Wenn Liebe aber kein Gegenstand ist, was ist sie dann? Meistens wohl vor allem ein Etikett, das man auf vorfabrizierte Verhaltenspäckchen klebt: auf eine Affäre, die man dann beschönigend „Liebesaffäre“ nennen darf, auf eine Beziehung, die auf einmal „Liebesbeziehung“ heißt und auf eine Heirat, die als „Liebesheirat“ doch viel vertrauenserweckender klingt. Und die Liebesfilme … seufz, die Liebesfilme …

Liebes-Ballons …

Schon seltener ist die Liebe eine Idee. Die wird in Christmetten ebenso verkündet wie auf Internetportalen der freien Liebe. Das sind Es-Wäre-Schön-Wenn-Gedanken, die da wie Ballons auf einem Kinderfest – gut beschriftet und wohlgemeint – in die Luft steigen und auch ein bisschen auf ihre Verkünder zurückwirken wollen: Schaut mal, ist das nicht toll, was ich euch da verkünde? Aber es ergeht diesen Liebesideen wie allen Kinderfest-Ballons. Irgendwann entweicht ihnen das Helium oder sie werden schon vorher vom Regen zerstört und gehen als Gummi-Matsche zu Boden.
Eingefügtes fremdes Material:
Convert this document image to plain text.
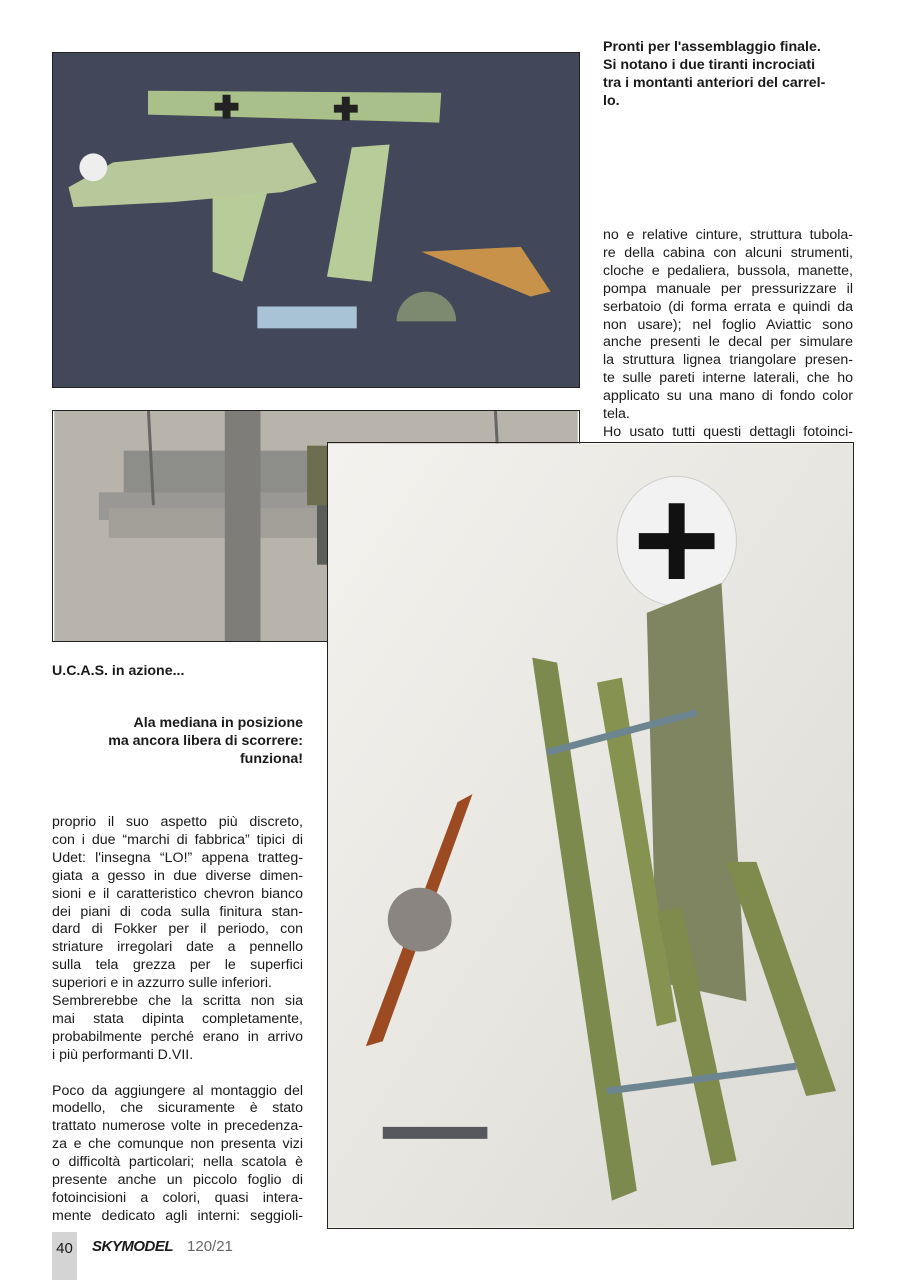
Pronti per l'assemblaggio finale.
Si notano i due tiranti incrociati
tra i montanti anteriori del carrel-
lo.
no e relative cinture, struttura tubola-
re della cabina con alcuni strumenti,
cloche e pedaliera, bussola, manette,
pompa manuale per pressurizzare il
serbatoio (di forma errata e quindi da
non usare); nel foglio Aviattic sono
anche presenti le decal per simulare
la struttura lignea triangolare presen-
te sulle pareti interne laterali, che ho
applicato su una mano di fondo color
tela.
Ho usato tutti questi dettagli fotoinci-
U.C.A.S. in azione...
Ala mediana in posizione
ma ancora libera di scorrere:
funziona!
proprio il suo aspetto più discreto,
con i due “marchi di fabbrica” tipici di
Udet: l'insegna “LO!” appena tratteg-
giata a gesso in due diverse dimen-
sioni e il caratteristico chevron bianco
dei piani di coda sulla finitura stan-
dard di Fokker per il periodo, con
striature irregolari date a pennello
sulla tela grezza per le superfici
superiori e in azzurro sulle inferiori.
Sembrerebbe che la scritta non sia
mai stata dipinta completamente,
probabilmente perché erano in arrivo
i più performanti D.VII.
Poco da aggiungere al montaggio del
modello, che sicuramente è stato
trattato numerose volte in precedenza-
za e che comunque non presenta vizi
o difficoltà particolari; nella scatola è
presente anche un piccolo foglio di
fotoincisioni a colori, quasi intera-
mente dedicato agli interni: seggioli-
40 SKYMODEL 120/21
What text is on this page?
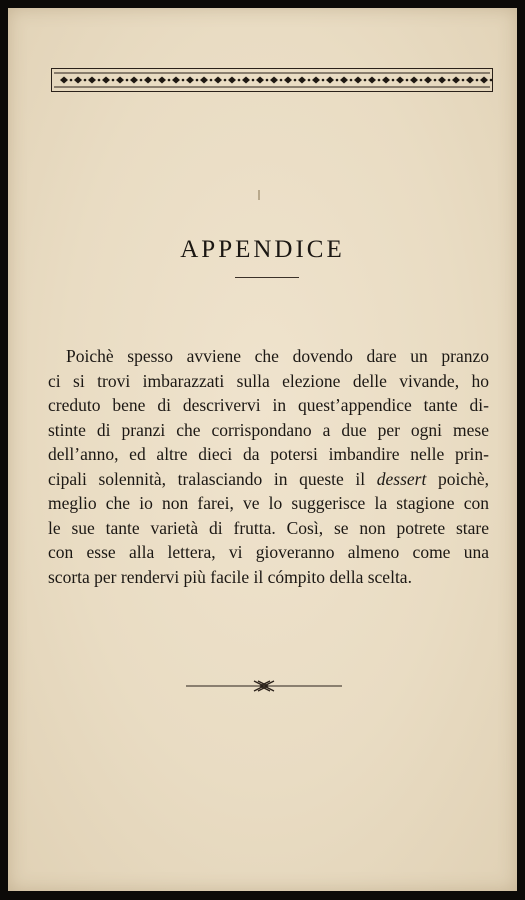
APPENDICE
Poichè spesso avviene che dovendo dare un pranzo
ci si trovi imbarazzati sulla elezione delle vivande, ho
creduto bene di descrivervi in quest’appendice tante di-
stinte di pranzi che corrispondano a due per ogni mese
dell’anno, ed altre dieci da potersi imbandire nelle prin-
cipali solennità, tralasciando in queste il dessert poichè,
meglio che io non farei, ve lo suggerisce la stagione con
le sue tante varietà di frutta. Così, se non potrete stare
con esse alla lettera, vi gioveranno almeno come una
scorta per rendervi più facile il cómpito della scelta.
Liebe als Ausgang und Eingang …

Wenn Liebe aber auch keine Idee ist, was bleibt? Der Zustand, der Zustand der Liebe. Es ist der, der von keinen Klischees, Religionen und Moralkodices eingeengt wird, der selbst dann noch auftaucht und Heiterkeit, Freiheit und Wärme schenkt, wenn der Sex verpufft ist, die Gier erschlafft oder der Zorn verraucht. Es ist ein Raum, der keinem gehört und den alle betreten dürfen, die Heteros und die Homos, die Traurigen und die Witzbolde, die Armen im Geiste wie die Intellektuellen, die Arbeiter wie die Bosse, die Priesterinnen wie die Huren. Auch Tiere und Pflanzen finden dort ihren Platz; ja selbst das engste und kleinlichste Ego dieser Welt darf hinein und sich pudelwohl fühlen. Der Eingang zu diesem Raum ist zugleich der Ausgang aus dem Gefängnis des materiellen, geistigen und geistlichen Konsums, aus dem Kerker der Vereinnahmung, aus der Eitelkeit und Beliebigkeit der Ideen. Es ist der Eingang zu einem erlebten und gelebten Raum radikaler Annahme und Freiheit. Und dieser Raum hat einen Namen: Leben.